I put a filter in my bathroom, the Arirangion Ionizer, and that helped a lot. My skin’s transition was really easy—I just started washing with only water and a washcloth at night, and as soon as I did that, my skin started to improve. There was more trial and error with my hair. There’s a lot of information online about going water-only, and whole forums on Livejournal of people’s experiences. I think where people go wrong is not realizing that when you don’t have the surfactants in shampoo to help you remove impurities, you have to do it yourself. It’s a lot of elbow grease. In the shower I really have to scrub to mechanically remove the dirt. I wash my hair every two weeks, which includes scrubbing, and in between I just rinse. To prevent my hair from getting sweaty and dirty when I work out, I wear a really thick cotton headband and a ponytail. There’s also a process called scrinching, where you massage your hair with your fingertips to distribute the natural oils. Lots of people scrinch their hair three or four times a day, but because my hair is dry and curly, I only needed to do it twice a day. In the beginning my hair got a waxy patch on top, and blowouts helped during the transition period. But after that, I totally stopped heat styling. I don’t even own a hair dryer or a curling iron now—if I want a style, I do heatless rag curls.

My mom and grandma were very worried when I stopped getting facials and went water-only. I actually think they were worried that I’d totally given up—and maybe that I would smell or something. For the record, I don’t smell. I never stopped using body soap, and my hair really doesn’t smell like anything. People who know I’m water only, even total strangers, always ask to smell my hair. There’s no smell! Anyway, my grandma was always trying to buy me BB cream and stuff, but she ended up admitting that my hair and skin improved a lot. And now she’s water-only for the most part too. She had been for most of her life, until she got a lot older and came to this country from Korea—there are towns in Korea where they just wash their hair with rice water.
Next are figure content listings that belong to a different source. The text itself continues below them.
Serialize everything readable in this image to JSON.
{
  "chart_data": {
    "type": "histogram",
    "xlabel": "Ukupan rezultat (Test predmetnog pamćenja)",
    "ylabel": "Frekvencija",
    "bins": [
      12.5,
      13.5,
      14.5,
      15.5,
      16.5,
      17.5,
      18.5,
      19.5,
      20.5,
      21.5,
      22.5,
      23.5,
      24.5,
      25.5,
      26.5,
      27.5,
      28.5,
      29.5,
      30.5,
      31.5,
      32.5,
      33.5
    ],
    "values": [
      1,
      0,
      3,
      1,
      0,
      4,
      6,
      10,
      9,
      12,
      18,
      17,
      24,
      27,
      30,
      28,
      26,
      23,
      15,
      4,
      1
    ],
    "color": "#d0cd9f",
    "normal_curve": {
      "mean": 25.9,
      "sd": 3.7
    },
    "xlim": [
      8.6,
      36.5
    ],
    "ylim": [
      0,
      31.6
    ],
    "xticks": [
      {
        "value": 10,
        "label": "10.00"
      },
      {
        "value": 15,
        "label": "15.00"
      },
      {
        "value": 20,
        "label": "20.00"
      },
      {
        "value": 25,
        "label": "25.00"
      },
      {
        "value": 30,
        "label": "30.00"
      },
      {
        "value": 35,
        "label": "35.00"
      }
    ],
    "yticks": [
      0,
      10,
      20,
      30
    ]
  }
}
They have long, thick, shiny hair and it doesn’t smell.

During COVID, I’ve wanted to get back into products just to feel a bit pampered. But I am hesitant when I purchase something new, because the most sustainable product is the one you’ll actually use. The only makeup products I have are Ilia mascara and a lip and cheek tint from Urb Apothecary, which is vegan and comes in zero-waste packaging. And now I’m starting to moisturize and use sunscreen every day, and sometimes I put Bathing Culture oil on my face and body. I don’t think I’ll ever go back to using products on my hair.

With water-only, I always tell people that you have to figure out what works for you. Everybody’s genetics, lifestyle, and environment are different. That was the hardest part—when I tried to copy what other people were doing, it didn’t work out. My transition period would probably have been a lot shorter if I was working on finding what worked for me instead of getting bogged down with researching what other people were doing. If you want to try water-only, figure out your own circumstances and adapt your routine to them.”